Ela ainda não via nada de nojento nele; vestia bermuda cortada e esfarrapada e uma camiseta que já vira dias melhores, mas muitos meninos usavam roupas assim. E o cachorro dele trotava bem atrás, abanando o rabo, amistoso e atento. Não estavam incomodando ninguém. Cassie olhou no rosto do garoto, curiosa para ver seus olhos.

— Olhe para baixo — cochichou Portia. O garoto passava bem na frente delas. Cassie olhou para baixo apressadamente, obedecendo no automático, embora no fundo sentisse uma onda de rebeldia. Aquilo parecia mesquinho, desagradável, desnecessário e cruel. Ela ficou com vergonha de participar, mas não conseguia deixar de fazer o que Portia dizia.

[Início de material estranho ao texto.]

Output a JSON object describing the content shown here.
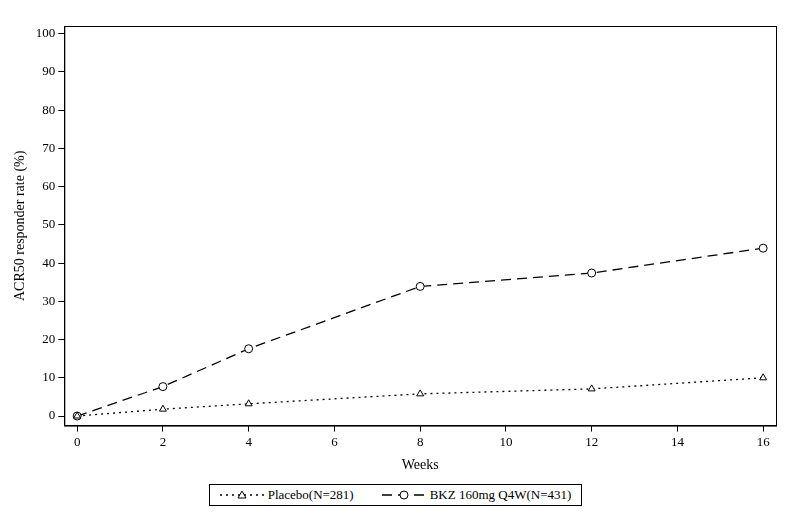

Cassie olhou para seus dedos se arrastando na areia. Podia ver cada grão sob o sol forte. De longe, a areia parecia branca, mas de perto cintilava de cores: pontos de mica preta e verde, fragmentos de conchas em tons pastel, lascas de quartzo vermelho como granadas minúsculas. É injusto, pensou ela sobre o garoto, que obviamente não a ouvia. Desculpe-me; isso não é justo. Eu queria fazer alguma coisa, mas não posso.

Um focinho molhado encostou por baixo de sua mão.

O susto fez com que ela prendesse a respiração, e um riso ficou preso na garganta. O cachorro empurrou sua mão de novo, sem pedir; exigindo. Cassie o afagou, coçando os pelos curtos, eriçados e sedosos perto do focinho. Era um pastor-alemão, ou o era em boa parte, um cachorro grande e bonito de olhos castanhos, espertos e lacrimejantes e uma boca sorridente. Cassie sentiu a máscara rígida e constrangida que usava se quebrar e riu daquilo.

Depois ela levantou a cabeça para o dono, rapidamente, sem conseguir se controlar. Olhou bem nos olhos dele.

Mais tarde, Cassie pensaria naquele momento: o instante em que se olharam. Os olhos dele eram de um cinza-azulado, como o mar no que tinha de mais misterioso. O rosto era singular; não convencionalmente bonito, mas cativante e intrigante, com maçãs delineadas e uma boca decidida. Orgulhoso, independente, bem-humorado e sensível ao mesmo tempo. Enquanto ele a olhava de cima, seu sorriso intimidador se iluminou e algo cintilou nos olhos cinza-azulados, como o sol brilhando nas ondas.

Normalmente Cassie era tímida com os garotos, especialmente com os que não conhecia, mas este era só um trabalhador pobre dos barcos pesqueiros, e ela lamentou por ele. Queria ser gentil e, além do mais, ela não conseguia evitar. Então, quando sentiu que começava a lhe retribuir aquele brilho, o riso radiante em resposta ao sorriso dele, deixou rolar. Naquele instante foi como se estivessem partilhando um segredo, algo que mais ninguém na praia podia entender. O cachorro se agitava de êxtase, como se também participasse.

Cassie — foi o chiado fulminante de Portia.

Cassie sentiu que ficou vermelha e tirou os olhos do rosto do garoto. Portia parecia furiosa.

— Raj! — disse ele, agora sem rir. — Junto!

Com aparente relutância, o cachorro se afastou de Cassie, ainda abanando o rabo. Depois, espalhando areia, correu para o dono. Não é justo, pensou Cassie de novo.